合同セッションN「インフォマティクス応用」 » 23.1 合同セッションN「インフォマティクス応用」

[15a-A205-1~10] 23.1 合同セッションN「インフォマティクス応用」

2020年3月15日(日) 09:30 〜 12:15 A205 (6-205)

桂 ゆかり(東大)、知京 豊裕(物材機構)

10:30 〜 10:45

[15a-A205-5] SuperMat: Corpus for Extraction of Superconductor Materials Data

Luca Foppiano1、Sae Dieb1、Akira Suzuki1、Kensei Terashima2、Pedro Baptista de Castro2、Iwasaki Suguru2、Yoshihiko Takano2、Masashi Ishii1 (1.Material Database Group, MaDIS, NIMS、2.Nano Frontier Superconducting Materials Group, NIMS)

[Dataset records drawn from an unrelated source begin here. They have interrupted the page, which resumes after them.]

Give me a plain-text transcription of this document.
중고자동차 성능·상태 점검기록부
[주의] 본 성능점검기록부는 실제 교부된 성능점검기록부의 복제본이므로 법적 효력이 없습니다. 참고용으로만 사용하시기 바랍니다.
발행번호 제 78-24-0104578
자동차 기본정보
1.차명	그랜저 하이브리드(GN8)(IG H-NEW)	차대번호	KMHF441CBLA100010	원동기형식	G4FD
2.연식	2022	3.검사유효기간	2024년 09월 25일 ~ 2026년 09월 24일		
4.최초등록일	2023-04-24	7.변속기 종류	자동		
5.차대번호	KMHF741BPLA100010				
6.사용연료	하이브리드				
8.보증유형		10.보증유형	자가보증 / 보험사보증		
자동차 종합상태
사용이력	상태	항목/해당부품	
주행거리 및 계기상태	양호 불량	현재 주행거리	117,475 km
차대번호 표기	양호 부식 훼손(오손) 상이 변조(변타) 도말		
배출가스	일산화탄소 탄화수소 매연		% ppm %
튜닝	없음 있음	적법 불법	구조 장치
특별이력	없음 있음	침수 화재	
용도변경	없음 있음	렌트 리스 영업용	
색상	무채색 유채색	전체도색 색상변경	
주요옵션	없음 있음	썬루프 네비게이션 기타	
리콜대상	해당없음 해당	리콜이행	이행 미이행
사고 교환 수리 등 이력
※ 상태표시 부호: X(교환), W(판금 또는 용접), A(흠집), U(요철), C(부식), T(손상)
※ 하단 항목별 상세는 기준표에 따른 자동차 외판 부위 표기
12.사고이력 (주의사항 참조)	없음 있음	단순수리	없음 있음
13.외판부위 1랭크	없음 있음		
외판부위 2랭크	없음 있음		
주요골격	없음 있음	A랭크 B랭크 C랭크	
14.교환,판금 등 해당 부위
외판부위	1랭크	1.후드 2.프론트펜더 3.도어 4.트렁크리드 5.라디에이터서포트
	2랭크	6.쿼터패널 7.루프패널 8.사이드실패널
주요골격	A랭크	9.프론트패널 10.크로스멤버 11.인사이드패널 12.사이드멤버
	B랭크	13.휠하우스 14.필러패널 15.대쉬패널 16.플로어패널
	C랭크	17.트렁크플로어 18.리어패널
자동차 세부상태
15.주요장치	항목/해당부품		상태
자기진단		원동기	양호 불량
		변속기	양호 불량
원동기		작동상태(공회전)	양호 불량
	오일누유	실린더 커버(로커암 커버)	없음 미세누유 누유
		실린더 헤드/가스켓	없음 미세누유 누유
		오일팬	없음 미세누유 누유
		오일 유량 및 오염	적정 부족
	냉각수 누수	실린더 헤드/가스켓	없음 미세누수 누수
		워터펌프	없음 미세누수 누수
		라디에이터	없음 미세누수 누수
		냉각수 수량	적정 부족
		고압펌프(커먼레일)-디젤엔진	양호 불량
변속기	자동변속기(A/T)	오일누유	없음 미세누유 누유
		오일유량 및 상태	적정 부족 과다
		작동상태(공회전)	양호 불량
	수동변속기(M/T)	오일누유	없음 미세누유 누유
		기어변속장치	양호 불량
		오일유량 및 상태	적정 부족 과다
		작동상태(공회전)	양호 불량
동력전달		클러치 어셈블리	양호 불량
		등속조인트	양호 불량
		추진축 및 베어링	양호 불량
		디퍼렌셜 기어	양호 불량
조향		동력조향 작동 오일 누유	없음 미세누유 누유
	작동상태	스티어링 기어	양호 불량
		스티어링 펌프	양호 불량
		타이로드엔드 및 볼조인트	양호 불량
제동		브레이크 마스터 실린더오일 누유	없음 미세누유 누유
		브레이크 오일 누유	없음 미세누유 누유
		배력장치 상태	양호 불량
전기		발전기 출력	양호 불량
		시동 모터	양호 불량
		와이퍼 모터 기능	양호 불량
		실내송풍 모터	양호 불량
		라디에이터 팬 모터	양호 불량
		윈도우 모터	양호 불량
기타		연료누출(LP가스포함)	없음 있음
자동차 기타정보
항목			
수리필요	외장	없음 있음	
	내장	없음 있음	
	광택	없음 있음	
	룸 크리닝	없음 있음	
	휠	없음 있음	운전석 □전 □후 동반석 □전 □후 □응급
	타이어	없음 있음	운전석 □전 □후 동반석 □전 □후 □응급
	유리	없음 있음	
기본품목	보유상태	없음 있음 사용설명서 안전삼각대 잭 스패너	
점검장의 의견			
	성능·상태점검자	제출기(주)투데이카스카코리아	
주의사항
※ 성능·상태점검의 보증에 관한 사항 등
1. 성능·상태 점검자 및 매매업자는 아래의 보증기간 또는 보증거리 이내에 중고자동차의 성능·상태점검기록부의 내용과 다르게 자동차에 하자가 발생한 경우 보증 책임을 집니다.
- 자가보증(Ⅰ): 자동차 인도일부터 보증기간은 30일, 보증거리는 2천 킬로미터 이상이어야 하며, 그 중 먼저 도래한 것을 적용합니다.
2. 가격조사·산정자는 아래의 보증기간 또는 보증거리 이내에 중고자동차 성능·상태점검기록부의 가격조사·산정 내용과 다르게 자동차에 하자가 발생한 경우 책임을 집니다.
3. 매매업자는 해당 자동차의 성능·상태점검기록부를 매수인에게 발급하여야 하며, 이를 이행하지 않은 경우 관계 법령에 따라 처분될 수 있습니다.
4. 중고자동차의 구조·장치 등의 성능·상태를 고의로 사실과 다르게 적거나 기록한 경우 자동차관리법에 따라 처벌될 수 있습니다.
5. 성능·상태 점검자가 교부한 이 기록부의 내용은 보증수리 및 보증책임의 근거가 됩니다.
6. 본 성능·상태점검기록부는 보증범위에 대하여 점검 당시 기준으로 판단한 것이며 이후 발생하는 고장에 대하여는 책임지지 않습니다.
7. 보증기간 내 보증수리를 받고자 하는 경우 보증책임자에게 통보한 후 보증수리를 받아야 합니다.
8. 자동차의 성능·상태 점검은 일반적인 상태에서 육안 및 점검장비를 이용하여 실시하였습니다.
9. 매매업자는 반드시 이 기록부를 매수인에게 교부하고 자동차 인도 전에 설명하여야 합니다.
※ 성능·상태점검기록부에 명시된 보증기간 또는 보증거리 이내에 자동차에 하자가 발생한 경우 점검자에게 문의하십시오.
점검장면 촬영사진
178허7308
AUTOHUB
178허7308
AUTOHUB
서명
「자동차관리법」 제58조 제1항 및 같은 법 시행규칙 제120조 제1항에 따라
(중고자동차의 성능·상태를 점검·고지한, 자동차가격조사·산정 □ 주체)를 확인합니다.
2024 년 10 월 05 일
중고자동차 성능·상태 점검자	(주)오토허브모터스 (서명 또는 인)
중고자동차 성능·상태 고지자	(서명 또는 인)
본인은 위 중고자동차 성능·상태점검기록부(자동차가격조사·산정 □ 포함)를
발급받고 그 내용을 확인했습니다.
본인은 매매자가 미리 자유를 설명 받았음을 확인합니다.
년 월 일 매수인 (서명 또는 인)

キーワード:superconductors, corpus construction, text mining

The automatic collection of material information from research papers using Machine Learning (ML) and Natural Language Processing (NLP) is a milestone to establish a sustainable approach for creating or enriching domain-specific databases.
In the field of superconductors materials, the manual data collection used to populate SuperCon cannot cope with the massive fresh information from the increasing number of articles published every year. For this reason, an inter-disciplinary project is currently ongoing, which aims to develop a system to extract superconductors materials and related properties from scientific literature automatically (Foppiano et all, 2019).
Unfortunately, in this unexplored terrain, there is no record of previous attempts in the scientific literature, nor existing datasets in the public domain. In this submission, we present our work and the methodology used for creating a superconductor material dataset: SuperMat, in collaboration with the Nano Frontier Superconducting Material Group.
Currently, we have annotated and validated 60 papers, with entities and relationship information (links). This corpus is designed for training sequence labelling statistical models and can be utilised for developing domain-specific systems for entity extraction, entity-relationship and clustering.